Cevabım açık ve nettir:
Evet imzalanmamalıdır. Çünkü bu konunun bize neler getirip, bizden neler götüreceğine dair bir çalışma henüz yapılmamıştır. (Yapıldıysa açıklanmalıdır...)
Fizibilite raporu olmayan ve ne yazık ki birilerinin, kendi bilim insanlarımızın çalışmalarına itibar etmediği bu durumda , bağımsız bir bilim kuruluşuna yaptırılmış ve halkla paylaşılmış bir rapor ortaya çıkmadan, bu anlaşmayı kabul etmek mümkün değil !

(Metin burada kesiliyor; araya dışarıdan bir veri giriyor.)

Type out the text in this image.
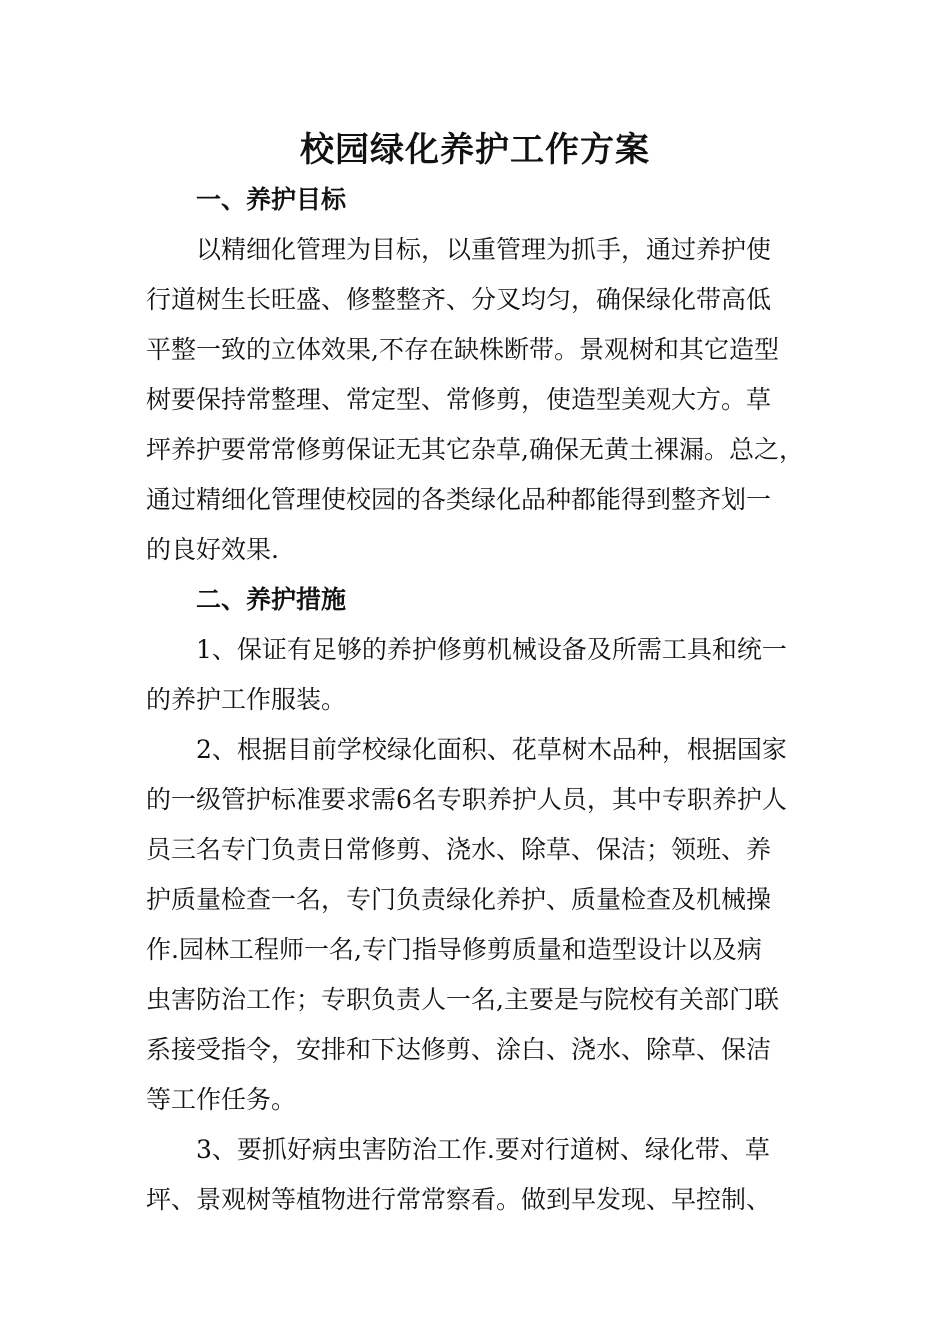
校园绿化养护工作方案
一、养护目标
以精细化管理为目标，以重管理为抓手，通过养护使
行道树生长旺盛、修整整齐、分叉均匀，确保绿化带高低
平整一致的立体效果,不存在缺株断带。景观树和其它造型
树要保持常整理、常定型、常修剪，使造型美观大方。草
坪养护要常常修剪保证无其它杂草,确保无黄土裸漏。总之，
通过精细化管理使校园的各类绿化品种都能得到整齐划一
的良好效果.
二、养护措施
1、保证有足够的养护修剪机械设备及所需工具和统一
的养护工作服装。
2、根据目前学校绿化面积、花草树木品种，根据国家
的一级管护标准要求需6名专职养护人员，其中专职养护人
员三名专门负责日常修剪、浇水、除草、保洁；领班、养
护质量检查一名，专门负责绿化养护、质量检查及机械操
作.园林工程师一名,专门指导修剪质量和造型设计以及病
虫害防治工作；专职负责人一名,主要是与院校有关部门联
系接受指令，安排和下达修剪、涂白、浇水、除草、保洁
等工作任务。
3、要抓好病虫害防治工作.要对行道树、绿化带、草
坪、景观树等植物进行常常察看。做到早发现、早控制、
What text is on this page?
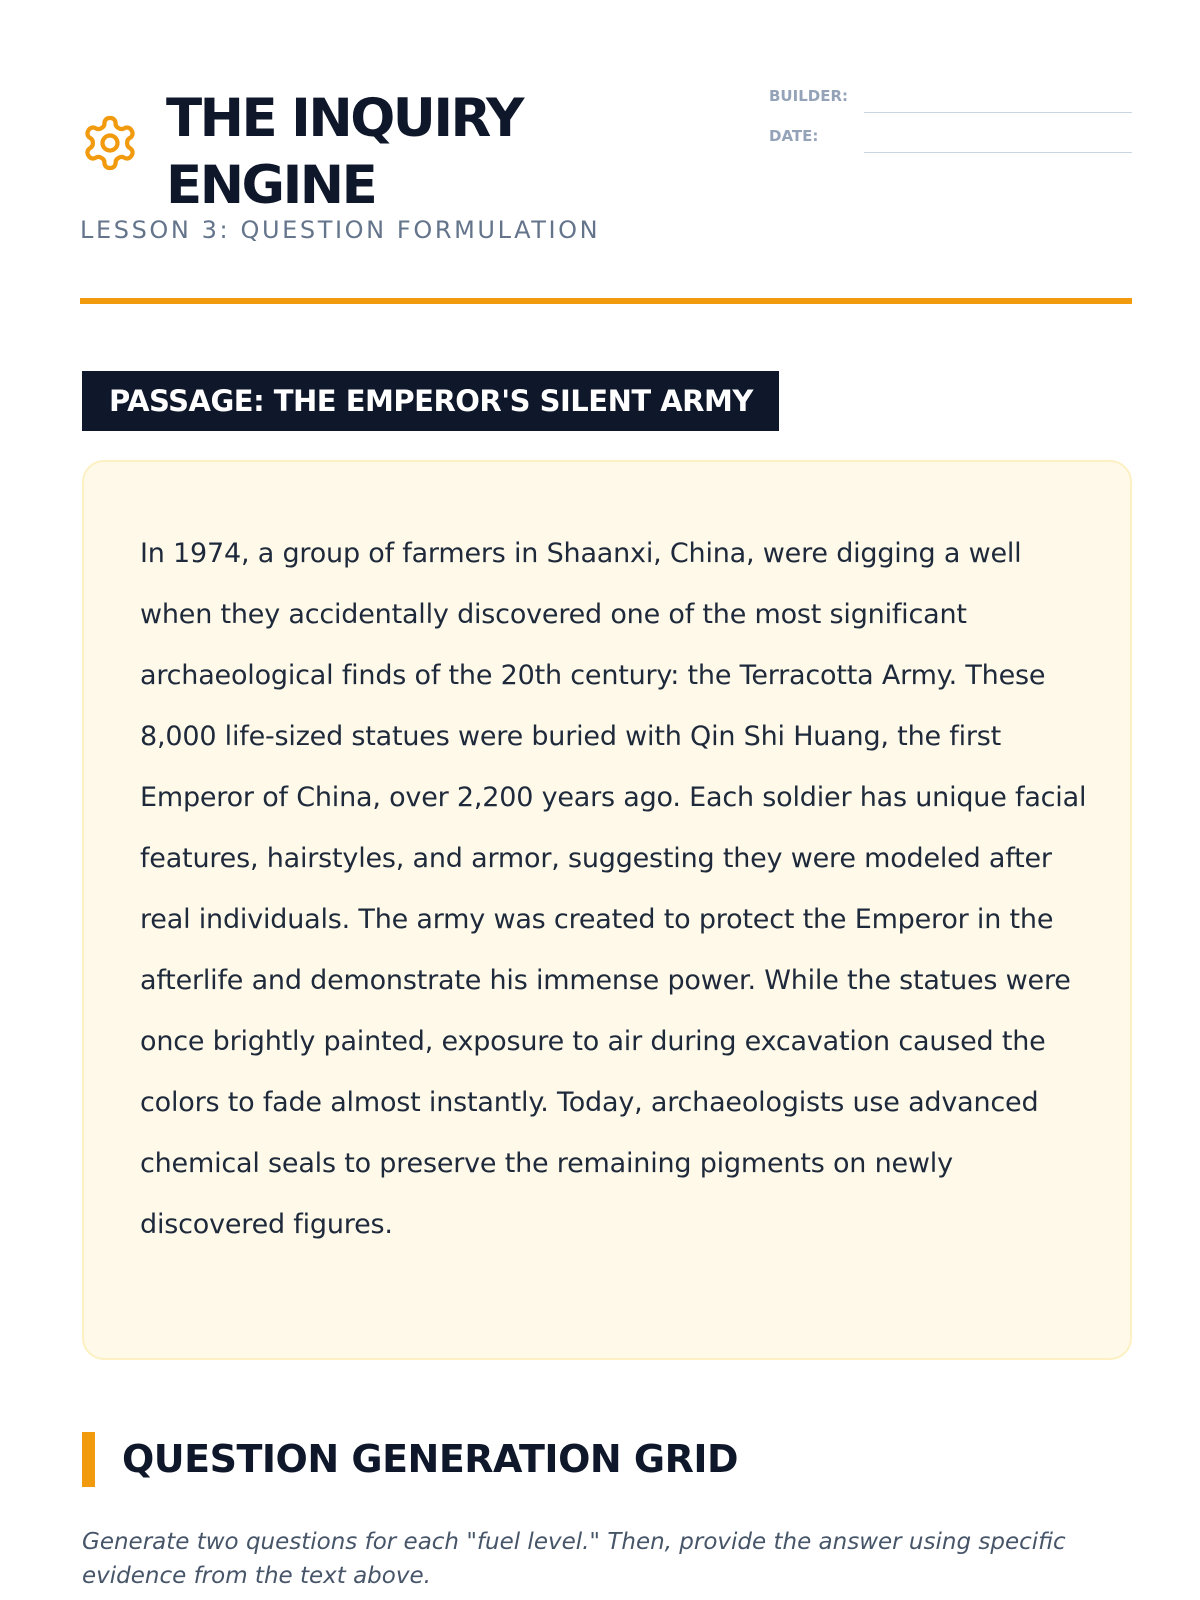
THE INQUIRY ENGINE
LESSON 3: QUESTION FORMULATION
BUILDER:
DATE:
PASSAGE: THE EMPEROR'S SILENT ARMY

In 1974, a group of farmers in Shaanxi, China, were digging a well when they accidentally discovered one of the most significant archaeological finds of the 20th century: the Terracotta Army. These 8,000 life-sized statues were buried with Qin Shi Huang, the first Emperor of China, over 2,200 years ago. Each soldier has unique facial features, hairstyles, and armor, suggesting they were modeled after real individuals. The army was created to protect the Emperor in the afterlife and demonstrate his immense power. While the statues were once brightly painted, exposure to air during excavation caused the colors to fade almost instantly. Today, archaeologists use advanced chemical seals to preserve the remaining pigments on newly discovered figures.

QUESTION GENERATION GRID

Generate two questions for each "fuel level." Then, provide the answer using specific evidence from the text above.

Bu işin maliyeti nasıl karşılanacak, ne kadar zamanda, hangi yöntemle, KIBTEK, kendi santrallarımız ne olacak vd. sorgulanmadan böyle bir adım atmak geriye dönüşü olmayan zararlara yol açacaktır.
Çerçeve anlaşması imzalandıktan sonra, Kıbrıslı Türk halkının iradesi ayaklar altına alınacaktır. İlerde, var olan hükümet gitse dahi, TC hükümeti size önceki hükümetin yaptığı anlaşmayı dayatacaktır. Su konusunda olduğu gibi...Mali protokollerde yaşanan sıkıntılar gibi...Gençlik Ofisi gibi...
Elbette kamu yararının söz konusu olduğu bilimsel olarak açıklanır ise, sonuna kadar desteklemek hepimizin görevidir. Bunu özellikle belirtmiş olayım.
Sanki Kıbrıslı Türklerin boynuna yeni bir ilmek bağlanmak isteniyor.